Zwischen Reiz und Reak­tion gibt es einen Raum. In diesem Raum hat der Mensch die Frei­heit und die Fähig­keit, seine Reak­tion zu wählen. In diesen Entschei­dun­gen liegen unser Wachs­tum und unser Glück.“ Steven R. Covey [1]
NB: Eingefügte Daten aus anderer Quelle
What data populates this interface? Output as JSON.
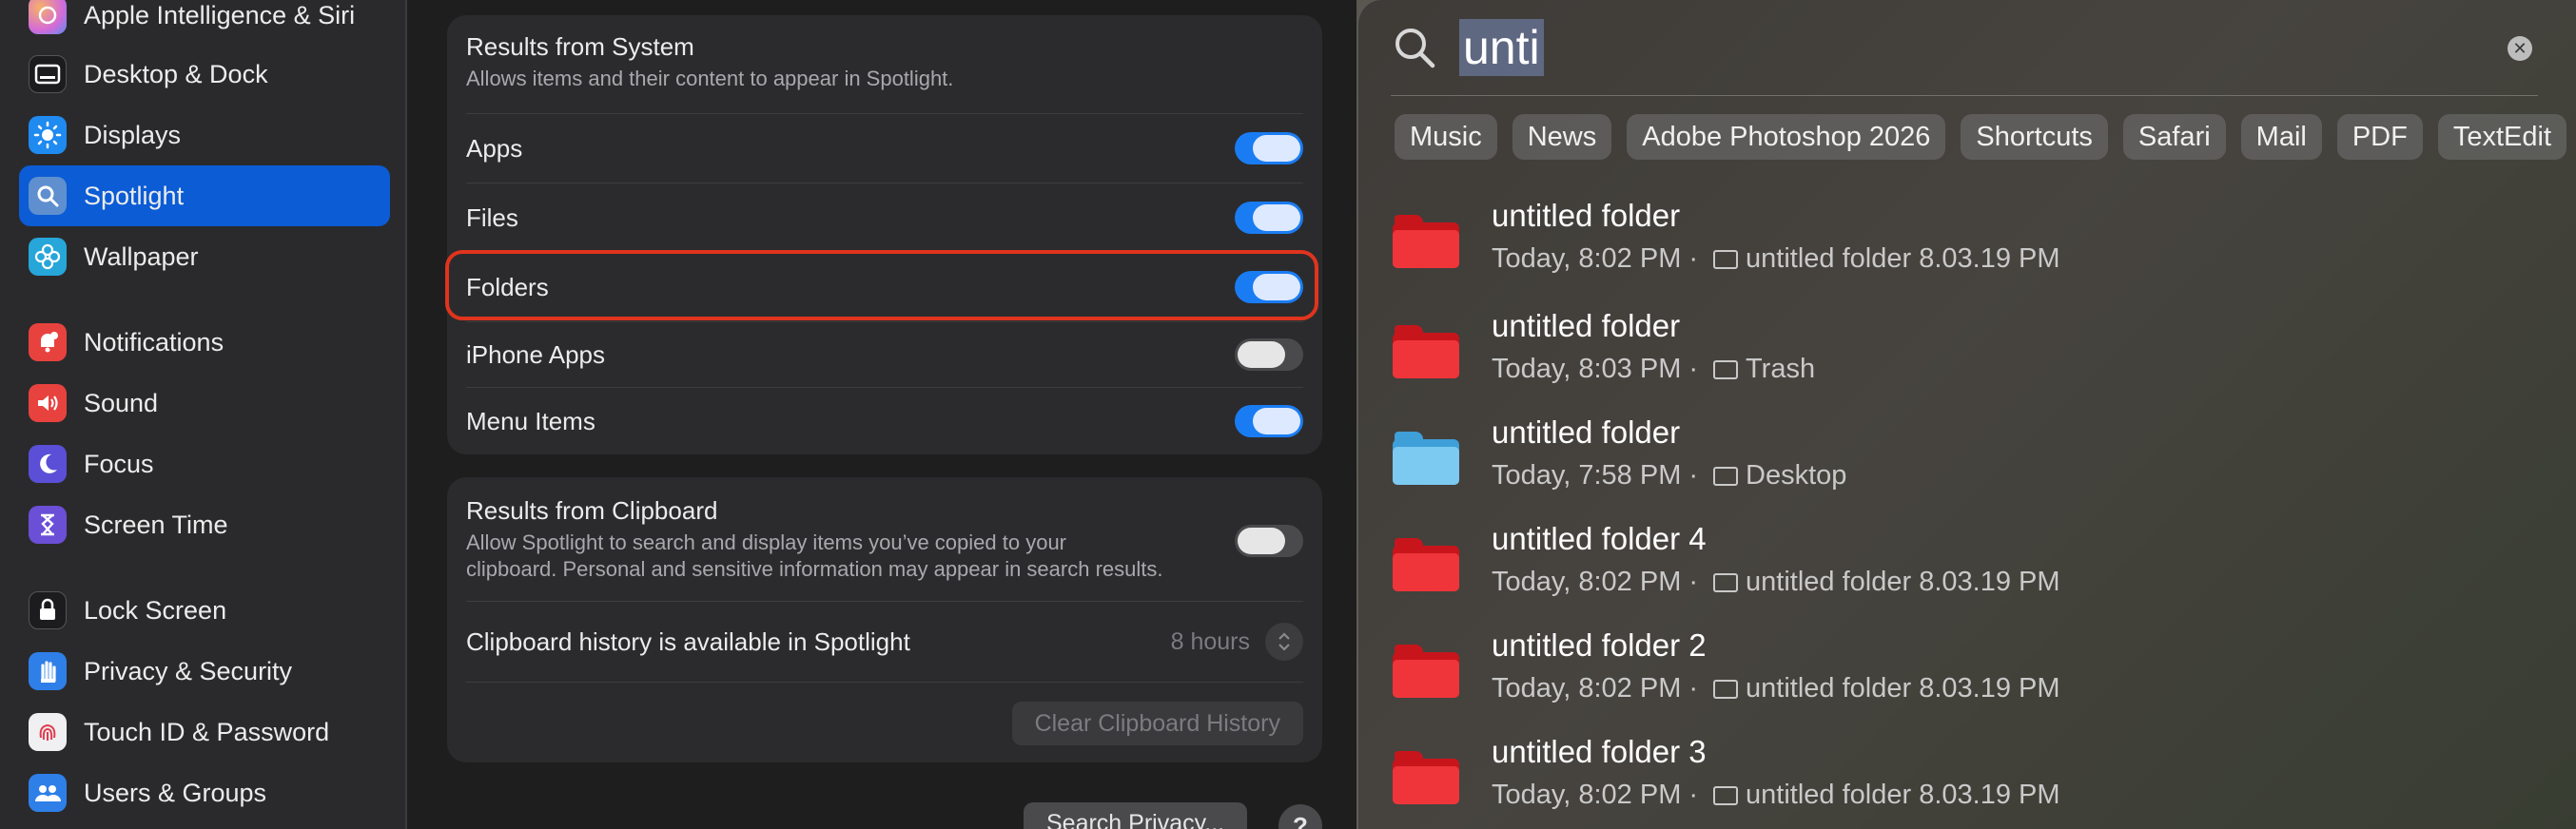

Die Bewe­gung hin zu mehr Acht­sam­keit (engl. mind­ful­ness) in Orga­ni­sa­tio­nen ist ziem­lich neu. Zu den Pionie­ren gehö­ren dabei Unter­neh­men wie SAP, Google und Upstall­boom. Bereits in einem unse­ren letz­ten Blog­bei­träge zeig­ten wir, dass die Forschun­gen zum Thema seit dem Jahr 2000 eine regel­rechte „Boom­phase“ erle­ben. Der Neuro­wis­sen­schaft­ler Ulrich Ott benennt in seinem Buch „Medi­ta­tion für Skep­ti­ker“[2] und auf seiner Website u.a. Dialoge des Dalai Lama mit führen­den west­li­chen Wissenschaftler*innen seit den 80er Jahren, zahl­rei­che Kongresse, Medi­en­be­richte und den Einzug acht­sam­keits­ba­sier­ter Verfah­ren in die psycho­the­ra­peu­ti­sche Praxis als impuls­ge­bend. Hinzu­kommt der Erfolg des inzwi­schen welt­weit verbrei­te­ten und verhal­tens­me­di­zi­ni­schen Programms der acht­sam­keits­ba­sier­ten Stress­re­duk­tion Mind­ful­ness-Based Stress Reduc­tion – MBSR des ameri­ka­ni­schen Mole­ku­lar­bio­lo­gen Jon Kabat-Zinn. Auch unsere Kund*innen stel­len fest:

Die fort­schrei­tende Digi­ta­li­sie­rung sowie stän­dige Erreich­bar­keit und zuneh­men­der Leis­tung- und Erfolgs­druck sind die neuen Gefah­ren der heuti­gen Arbeits­welt. Auch Mana­ger soll­ten neue Kompe­ten­zen für die Verbes­se­rung im Arbeits­all­tag entwi­ckeln. Dabei kann Acht­sam­keit ein wich­ti­ger Baustein und eine beträcht­li­che Win-Win Möglich­keit sein. Sowohl für die Mitar­bei­ter eines Unter­neh­mens als auch für die Mana­ger selber.” (Norbert Müller, secu­net Secu­rity Networks AG, Leiter Divi­sion Öffent­li­che Auftrag­ge­ber)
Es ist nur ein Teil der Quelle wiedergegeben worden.